Stars: 3 out of 5.
While I mostly liked this book, it didn’t wow me like some other fantasy books I read this year.
I think the reason for that is that I had too many questions about the worldbuilding that were never answered. Crache is a fascinating concept, but if you start digging a little deeper into it, you realize that it doesn’t work.
Try as I may, I couldn’t picture this country. Cities are mentioned, but never truly explored apart from the parts of one city where the Gens live and the Bottoms, where the poor, the beggars, the infirm, and the “useless” eke a pitiful existence. What about the people in the middle? What about the simple citizens? They are mentioned once in passing. How do they live? How do they make a living? If you have to form a Gen to do any kind of trade in Crache, then what do the simple citizens subsist on? Are they allowed to work? Or do they just exist on some kind of universal income and do nothing?

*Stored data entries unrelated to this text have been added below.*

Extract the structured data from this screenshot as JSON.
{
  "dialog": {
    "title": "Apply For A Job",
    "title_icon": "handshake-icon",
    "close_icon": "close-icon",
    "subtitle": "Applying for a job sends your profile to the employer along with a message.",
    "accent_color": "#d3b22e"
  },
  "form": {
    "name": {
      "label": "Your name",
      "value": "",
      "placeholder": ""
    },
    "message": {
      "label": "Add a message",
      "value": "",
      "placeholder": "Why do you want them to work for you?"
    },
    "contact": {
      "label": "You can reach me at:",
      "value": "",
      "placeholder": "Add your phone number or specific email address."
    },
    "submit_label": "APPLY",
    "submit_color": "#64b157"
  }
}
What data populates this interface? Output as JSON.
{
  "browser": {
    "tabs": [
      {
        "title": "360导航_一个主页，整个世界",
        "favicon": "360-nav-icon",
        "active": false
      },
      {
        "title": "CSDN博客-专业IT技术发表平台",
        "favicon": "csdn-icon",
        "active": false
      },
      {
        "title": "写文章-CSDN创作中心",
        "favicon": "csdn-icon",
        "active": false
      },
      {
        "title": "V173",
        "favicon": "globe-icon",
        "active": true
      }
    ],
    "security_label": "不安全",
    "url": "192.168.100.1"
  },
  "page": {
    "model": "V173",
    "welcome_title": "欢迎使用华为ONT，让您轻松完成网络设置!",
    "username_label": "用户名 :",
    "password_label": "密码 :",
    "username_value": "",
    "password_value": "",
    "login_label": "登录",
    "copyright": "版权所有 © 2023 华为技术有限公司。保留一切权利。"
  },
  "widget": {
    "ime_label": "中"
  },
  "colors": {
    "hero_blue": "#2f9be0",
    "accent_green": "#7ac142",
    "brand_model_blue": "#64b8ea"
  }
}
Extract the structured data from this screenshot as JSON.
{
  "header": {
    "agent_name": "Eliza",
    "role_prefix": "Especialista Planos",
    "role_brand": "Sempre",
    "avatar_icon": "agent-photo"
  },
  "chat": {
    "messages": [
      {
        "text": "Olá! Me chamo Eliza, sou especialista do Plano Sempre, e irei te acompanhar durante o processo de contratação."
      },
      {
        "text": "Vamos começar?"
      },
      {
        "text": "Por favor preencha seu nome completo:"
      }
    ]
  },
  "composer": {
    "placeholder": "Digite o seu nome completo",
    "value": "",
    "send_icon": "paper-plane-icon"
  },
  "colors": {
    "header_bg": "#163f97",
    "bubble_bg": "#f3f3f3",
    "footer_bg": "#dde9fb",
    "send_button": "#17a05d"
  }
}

The second problem for me was the whole concept of the Savage Legion. “Brutal. Efficient. Unstoppable.” is what the blurb says. I would have to disagree with the last two statements. There is no way an army assembled from the dregs of society, barely trained, equipped with broken weapons and almost no armor can be efficient. Yes, they can overwhelm some opponents with their sheer numbers, but there is a limit to that as well. The Roman Legions have proven that organization and training trump sheer numbers any day of the week. Legionnaires conquered most of Europe, even though their numbers were much smaller than the Visigoths that opposed them. But they were professional soldiers, skilled, trained, and better equipped.
With the Savage Legion, we are talking about half-starved and often infirm people who had never fought a battle in their life before. Who are just thrown into the fray as cannon fodder. Any well organized army would make quick work of them.
Finally, the multiple POVs do this book a disservice, in my opinion. They are too distant from each other. I understand that the author wanted to show different aspects of Crache through the experiences of these three women, but as a result, all three stories feel broken and disjointed. As soon as we are immersed in one story and the tension is mounting to some kind of resolution, the next chapter switches to another story. Tension – killed. We try to pick up the thread of that story again and decide whether we care or not. And as soon as we start caring for that story again, the POV switches one more time.
The problem with multiple POVs in this book is also that none of the stories have a resolution. I understand that there is a sequel, but there should be at least some emotional pay off at the end of book 1. A reward for following the story so far, of sorts. Some kind of win for the protagonists. Here, the story just… stops. Well, all three stories just kind of stop in the middle.
To me that is rather frustrating, and it doesn’t make me want to pick up the next book, even though I already have it on my kindle. But I might give it a go just to see if I get more answers to all my questions.